Clear conflict of interest in therapy evaluation!

After academic research in theoretical physics, I worked in risk management for an American investment bank. Core principles of any good risk management is independence of the evaluator and avoidance of conflict of interests. Virtually all outcome studies violate these principles. The studies are done by the therapists themselves, which is a very clear conflict of interest. The therapists have a great interest in getting good results, and are not focused on finding loopholes as independent evaluators would do. I have never heard of any therapists that published a study that showed that his or her therapy approach is not or less beneficial.

The most well-known example is of course the Lidcombe approach to treat children. The group around Prof Onslow are heavily promoting Lidcombe and at the same time have evaluated it! But, there is a bit of hope: an independent Dutch study is underway and looks at the Lidcombe approach versus a demand & capacities approach.


Anonymous said...

What about research that comes from universities? Their Speech Language Pathologists would not have direct monetary benefit from a specific type of therapy/ approach. They benefit from the quality of the research standing up to critique.
In the OT world this issue would be sensory integration. Jean Ayres benefited monetarily from her theories, but the AOTA has critical as well as some supportive research articles, but overall it is still not clearly beneficial. (I think because it is being used too broadly).

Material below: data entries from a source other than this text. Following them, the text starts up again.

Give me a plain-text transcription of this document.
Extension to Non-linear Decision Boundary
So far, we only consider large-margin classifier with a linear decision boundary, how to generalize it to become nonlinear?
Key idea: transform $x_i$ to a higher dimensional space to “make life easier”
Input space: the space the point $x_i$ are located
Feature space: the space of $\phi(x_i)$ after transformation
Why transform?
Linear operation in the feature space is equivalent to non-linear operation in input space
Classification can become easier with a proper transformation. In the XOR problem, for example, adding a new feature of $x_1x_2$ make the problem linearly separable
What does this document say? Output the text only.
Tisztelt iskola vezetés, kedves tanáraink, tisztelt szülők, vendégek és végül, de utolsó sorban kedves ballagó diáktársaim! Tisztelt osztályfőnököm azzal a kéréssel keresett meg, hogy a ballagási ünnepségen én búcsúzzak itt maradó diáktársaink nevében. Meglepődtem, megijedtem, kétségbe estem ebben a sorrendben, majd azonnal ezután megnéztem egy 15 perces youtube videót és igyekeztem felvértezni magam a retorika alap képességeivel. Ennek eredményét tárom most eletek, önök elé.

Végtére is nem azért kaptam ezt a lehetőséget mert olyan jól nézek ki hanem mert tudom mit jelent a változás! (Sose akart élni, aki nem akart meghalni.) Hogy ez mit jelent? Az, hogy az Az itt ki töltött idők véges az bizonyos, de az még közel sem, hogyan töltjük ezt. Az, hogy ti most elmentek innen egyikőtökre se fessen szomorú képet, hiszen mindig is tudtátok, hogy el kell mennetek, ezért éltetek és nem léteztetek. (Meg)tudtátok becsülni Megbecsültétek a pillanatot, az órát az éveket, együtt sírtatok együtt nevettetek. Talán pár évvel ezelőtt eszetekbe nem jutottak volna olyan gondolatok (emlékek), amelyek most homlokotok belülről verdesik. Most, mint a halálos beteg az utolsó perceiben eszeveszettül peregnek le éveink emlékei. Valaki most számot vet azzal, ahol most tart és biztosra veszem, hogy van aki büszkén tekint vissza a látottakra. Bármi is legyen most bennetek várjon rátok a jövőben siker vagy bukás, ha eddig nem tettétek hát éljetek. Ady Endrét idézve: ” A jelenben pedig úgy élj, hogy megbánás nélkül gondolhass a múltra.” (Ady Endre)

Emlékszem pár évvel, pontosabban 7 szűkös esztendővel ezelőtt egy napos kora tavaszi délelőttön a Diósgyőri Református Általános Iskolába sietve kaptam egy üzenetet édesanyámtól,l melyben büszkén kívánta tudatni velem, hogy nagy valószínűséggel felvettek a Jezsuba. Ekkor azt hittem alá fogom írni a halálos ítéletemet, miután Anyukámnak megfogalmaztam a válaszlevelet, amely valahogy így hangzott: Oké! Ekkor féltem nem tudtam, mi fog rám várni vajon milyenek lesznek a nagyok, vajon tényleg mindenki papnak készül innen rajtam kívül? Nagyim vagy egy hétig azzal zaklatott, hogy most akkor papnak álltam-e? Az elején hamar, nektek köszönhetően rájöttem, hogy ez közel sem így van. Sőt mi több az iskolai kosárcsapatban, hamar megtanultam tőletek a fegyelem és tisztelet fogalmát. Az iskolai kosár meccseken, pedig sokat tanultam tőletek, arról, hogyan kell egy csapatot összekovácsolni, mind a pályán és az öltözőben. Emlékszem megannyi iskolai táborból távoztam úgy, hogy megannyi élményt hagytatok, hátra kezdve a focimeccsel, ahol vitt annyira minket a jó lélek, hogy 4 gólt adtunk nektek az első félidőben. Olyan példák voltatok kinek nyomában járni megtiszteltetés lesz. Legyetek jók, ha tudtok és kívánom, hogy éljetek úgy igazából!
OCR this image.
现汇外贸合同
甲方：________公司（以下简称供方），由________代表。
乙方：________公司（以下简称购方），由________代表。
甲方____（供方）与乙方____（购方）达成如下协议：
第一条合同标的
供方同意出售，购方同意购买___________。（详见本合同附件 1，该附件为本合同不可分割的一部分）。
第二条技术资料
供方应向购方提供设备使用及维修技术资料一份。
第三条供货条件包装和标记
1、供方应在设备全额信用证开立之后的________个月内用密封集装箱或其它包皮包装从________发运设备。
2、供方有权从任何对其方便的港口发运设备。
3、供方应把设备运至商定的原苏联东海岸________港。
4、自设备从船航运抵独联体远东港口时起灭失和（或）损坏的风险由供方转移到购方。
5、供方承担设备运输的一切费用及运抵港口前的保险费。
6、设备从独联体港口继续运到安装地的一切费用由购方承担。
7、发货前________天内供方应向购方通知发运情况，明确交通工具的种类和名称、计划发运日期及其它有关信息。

I also have another question re: ADD and stuttering. Has anyone heard about Sluggish Cognitive Tempo? Could the ADDish symptoms that pop up in research (Preschoolers-WS difficulty monitoring environment and task/ switching attention easily and then refocusing) be at all related to the cognitive processing that needs to monitor language (even if not spoken) as well as whatever else e.g. topic, content etc...
This is an issue because we are trying to nail down accommodations for our son at school and in one and 1/2 years--for college. Now he's at a private school--8 11th grade students, and two hours to work on school work without a class (like study halls, but one is specifically devoted to science) and the extra time to "process" the material has successfully taken the place of ADD medicine.
I'm not sure where else to look for information re: stuttering and ADD (because for our son, getting him to "speed up" deteriorates concentration and speed for the task and his speech fluency.)

Tom Weidig said...

Many researchers at universities also treat people who stutter. I am not even talking about financial benefits. It is more the need to prove to themselves (and the others) that what they do is successful.

There are speculations that stuttering is related to ADD symptoms for some. This might be because their stuttering is due to a neurological incident like a virus infection or head injury often well before onset of stuttering. A less "visual" side effect of a such neurological incidences might be ADD.

lorenerthompson said...

I am currently an 18 year old nursing student. In the middle of my jr year in high school I was diagnoses with ADD. I am also a stutter. No one ever connected the stuttering with the ADD. This summer I am conducting a study on myself using a device called the Fluency Master to determine if it will help with my stuttering. I also plan to try various types of ADD meds to see if one or another helps more with the stuttering. I have had fantastic results using Adderal for my ADD but it hasn't effected my stuttering.

rmsargent said...

How has your research been going? My son is a 10 year old who stutters and we now think he may have ADD as well. I'm wondering if there's a connection, too. He had a traumatic birth, had a huge abrasion on his head from the vacuum and wasn't breathing when he was first born. I'm wondering if ADD and dysfluency stem from the same part of the brain.